Week 10: Kushner: The Coming Insurrection: The Flamethrowers as a contemporary novel

The Coming Insurrection "A Point of Clarification"

  1. Why are the authors of The Coming Insurrection invisible?
  1. Does their anonymity change the way we read the text?
  1. Does their anonymity serve as a form of resistance to capitalism and commodification?
  1. Is Reno somewhat anonymous in The Flamethrowers? Why do you think this is? Does she become a commodity?
  1. “Everyone finds himself forced to take sides, to choose between anarchy and the fear of anarchy.” Does Reno ever take sides? Does she remain disenchanted?
  1. “Deserting classical politics means facing up to war, which is taking up arms and maintaining an “armed presence” than it is about armed struggle.” How do we read the use of violence and force in the novel?
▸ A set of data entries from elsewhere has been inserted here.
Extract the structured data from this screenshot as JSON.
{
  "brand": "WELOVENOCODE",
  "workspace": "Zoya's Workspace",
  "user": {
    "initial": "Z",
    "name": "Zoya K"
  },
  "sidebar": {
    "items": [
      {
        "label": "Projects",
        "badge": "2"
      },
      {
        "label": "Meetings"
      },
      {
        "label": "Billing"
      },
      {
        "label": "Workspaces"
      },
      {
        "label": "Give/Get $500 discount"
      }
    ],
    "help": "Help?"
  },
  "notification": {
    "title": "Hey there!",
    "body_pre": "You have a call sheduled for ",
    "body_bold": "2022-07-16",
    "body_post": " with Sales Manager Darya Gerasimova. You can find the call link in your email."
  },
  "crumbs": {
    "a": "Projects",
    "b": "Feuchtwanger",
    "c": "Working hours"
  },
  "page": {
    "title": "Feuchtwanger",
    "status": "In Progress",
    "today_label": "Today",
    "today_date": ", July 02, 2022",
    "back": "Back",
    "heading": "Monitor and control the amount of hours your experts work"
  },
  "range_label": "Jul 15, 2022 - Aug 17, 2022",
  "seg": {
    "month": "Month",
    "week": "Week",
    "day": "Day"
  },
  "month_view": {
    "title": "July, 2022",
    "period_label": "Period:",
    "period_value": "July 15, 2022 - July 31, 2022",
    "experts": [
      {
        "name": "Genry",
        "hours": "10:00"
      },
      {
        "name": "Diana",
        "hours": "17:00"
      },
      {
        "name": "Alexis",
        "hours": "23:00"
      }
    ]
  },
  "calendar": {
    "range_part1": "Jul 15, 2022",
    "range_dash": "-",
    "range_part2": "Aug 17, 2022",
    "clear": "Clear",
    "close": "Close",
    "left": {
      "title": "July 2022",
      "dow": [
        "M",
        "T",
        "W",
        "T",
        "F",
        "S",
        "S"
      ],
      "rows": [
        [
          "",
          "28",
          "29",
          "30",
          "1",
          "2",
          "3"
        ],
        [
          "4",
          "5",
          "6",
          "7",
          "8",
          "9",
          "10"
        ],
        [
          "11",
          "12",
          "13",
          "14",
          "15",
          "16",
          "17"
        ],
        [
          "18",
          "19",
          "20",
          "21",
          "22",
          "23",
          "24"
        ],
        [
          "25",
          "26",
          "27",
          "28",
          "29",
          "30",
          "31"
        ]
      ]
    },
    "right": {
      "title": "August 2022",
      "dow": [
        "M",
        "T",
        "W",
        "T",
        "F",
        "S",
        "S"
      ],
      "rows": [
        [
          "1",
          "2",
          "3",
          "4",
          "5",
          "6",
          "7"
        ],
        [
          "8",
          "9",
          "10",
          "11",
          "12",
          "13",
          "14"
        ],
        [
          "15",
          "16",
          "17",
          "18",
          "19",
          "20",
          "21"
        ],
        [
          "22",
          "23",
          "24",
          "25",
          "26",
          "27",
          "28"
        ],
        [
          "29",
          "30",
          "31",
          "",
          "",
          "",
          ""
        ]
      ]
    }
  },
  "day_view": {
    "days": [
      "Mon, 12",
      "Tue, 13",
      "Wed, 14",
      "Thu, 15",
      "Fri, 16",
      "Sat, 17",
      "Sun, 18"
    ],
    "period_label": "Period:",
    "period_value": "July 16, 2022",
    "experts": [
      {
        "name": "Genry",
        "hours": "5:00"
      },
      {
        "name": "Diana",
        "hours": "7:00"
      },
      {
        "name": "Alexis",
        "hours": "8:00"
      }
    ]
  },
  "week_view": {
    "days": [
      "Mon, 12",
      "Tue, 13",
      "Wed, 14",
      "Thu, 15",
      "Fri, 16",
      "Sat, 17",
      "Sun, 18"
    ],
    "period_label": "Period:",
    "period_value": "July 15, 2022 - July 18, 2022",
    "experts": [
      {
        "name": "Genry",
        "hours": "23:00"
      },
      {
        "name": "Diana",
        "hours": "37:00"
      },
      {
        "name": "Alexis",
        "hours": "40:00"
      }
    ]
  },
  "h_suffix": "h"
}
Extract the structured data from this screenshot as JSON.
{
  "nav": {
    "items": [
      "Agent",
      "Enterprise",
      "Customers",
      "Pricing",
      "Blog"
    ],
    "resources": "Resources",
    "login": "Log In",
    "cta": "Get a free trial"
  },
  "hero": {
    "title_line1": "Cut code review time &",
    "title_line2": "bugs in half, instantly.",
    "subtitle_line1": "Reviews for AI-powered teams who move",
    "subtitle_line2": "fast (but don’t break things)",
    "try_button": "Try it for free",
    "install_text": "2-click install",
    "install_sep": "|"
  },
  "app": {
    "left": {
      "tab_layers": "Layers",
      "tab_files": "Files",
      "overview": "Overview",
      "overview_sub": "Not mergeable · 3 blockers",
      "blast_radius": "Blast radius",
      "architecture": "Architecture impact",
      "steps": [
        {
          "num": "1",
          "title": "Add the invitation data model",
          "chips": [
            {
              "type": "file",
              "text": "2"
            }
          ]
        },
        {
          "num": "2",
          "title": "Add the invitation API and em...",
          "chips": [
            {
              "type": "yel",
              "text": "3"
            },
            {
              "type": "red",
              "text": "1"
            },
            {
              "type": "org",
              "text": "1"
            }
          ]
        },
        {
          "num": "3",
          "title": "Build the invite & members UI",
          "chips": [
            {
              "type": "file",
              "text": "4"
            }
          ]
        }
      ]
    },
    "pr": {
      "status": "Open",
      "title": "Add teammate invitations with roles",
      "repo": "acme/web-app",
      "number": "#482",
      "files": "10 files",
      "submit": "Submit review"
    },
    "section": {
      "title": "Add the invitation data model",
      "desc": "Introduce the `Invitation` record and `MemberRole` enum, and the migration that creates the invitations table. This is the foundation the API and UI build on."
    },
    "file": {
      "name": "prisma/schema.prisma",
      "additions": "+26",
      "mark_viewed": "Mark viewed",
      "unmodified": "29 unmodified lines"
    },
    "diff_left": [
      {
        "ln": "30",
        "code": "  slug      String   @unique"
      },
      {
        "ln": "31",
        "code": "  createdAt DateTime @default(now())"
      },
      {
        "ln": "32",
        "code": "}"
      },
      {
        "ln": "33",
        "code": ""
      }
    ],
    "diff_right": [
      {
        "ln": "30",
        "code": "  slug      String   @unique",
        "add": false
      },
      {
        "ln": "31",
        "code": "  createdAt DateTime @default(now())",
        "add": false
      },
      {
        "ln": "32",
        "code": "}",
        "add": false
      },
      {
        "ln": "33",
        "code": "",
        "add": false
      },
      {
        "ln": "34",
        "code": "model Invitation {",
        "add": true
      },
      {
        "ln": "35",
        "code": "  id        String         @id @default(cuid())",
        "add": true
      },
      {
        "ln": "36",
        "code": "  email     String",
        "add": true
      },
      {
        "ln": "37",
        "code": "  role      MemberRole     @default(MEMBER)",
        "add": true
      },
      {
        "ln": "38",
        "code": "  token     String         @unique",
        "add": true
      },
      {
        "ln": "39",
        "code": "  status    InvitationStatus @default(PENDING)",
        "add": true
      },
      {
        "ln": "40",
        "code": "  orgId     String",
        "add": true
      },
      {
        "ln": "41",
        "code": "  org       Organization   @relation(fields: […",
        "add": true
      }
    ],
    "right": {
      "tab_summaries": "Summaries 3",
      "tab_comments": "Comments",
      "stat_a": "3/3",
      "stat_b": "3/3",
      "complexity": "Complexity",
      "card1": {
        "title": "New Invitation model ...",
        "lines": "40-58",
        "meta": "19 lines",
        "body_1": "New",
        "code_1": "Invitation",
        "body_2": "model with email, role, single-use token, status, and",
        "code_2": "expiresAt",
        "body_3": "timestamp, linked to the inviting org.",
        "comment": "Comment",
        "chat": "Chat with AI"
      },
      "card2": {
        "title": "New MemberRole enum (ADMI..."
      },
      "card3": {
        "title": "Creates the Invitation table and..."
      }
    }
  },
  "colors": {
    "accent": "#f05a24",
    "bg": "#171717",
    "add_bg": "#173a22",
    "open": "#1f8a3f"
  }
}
How does Reno react to the violence she witnesses?
  1. “If one puts so much effort into imprisoning as terrorists a few communists who are supposed to have participated in publishing The Coming Insurrection, it is not because of a “thought crime”, but rather because they might embody certain consistency between acts and thought.” What is the connection between “acts and thought” in Flamethrowers? How culpable are we if we incite violence in writing? What is more effective in inspiring change, words or the sword?
  1. “There is no ideal form of action. What’s essential is that action assume a certain form, that it give rise to a form instead of having one imposed on it.” Is Kushner suggesting there is a need for action? Is she juxtaposing Reno’s indifference with the movements that surround her? What effect does this contrast have on the reader?

Philip Mirowski Never Let a Crisis Go to Waste "One More Red Nightmare"

  1. “After the crisis, professional explainers from all over the map were throwing up their hands and pleading that the economy was just too complex to understand. Better to treat the Great Recession like an Act of God, and simply move on. This is a cultural debility that predated the crisis but has worked wonders in immobilizing responses to the debacle” (12). Is Reno an example of “immobilizing responses”?
  1. “[T]o deploy ignorance as a political tool will go some distance in dispelling the onus of having been transparently duped.” What is the role of ignorance in the novel? Does it serve as a political tool?
  1. “[T]he problem seems to be, rather, that no one cares enough anymore to expend the effort”. Is The Flamethrowers a novel about this very problem, of not caring, or the juxtaposition between those that care and are aware, and those that are content to remain ignorant?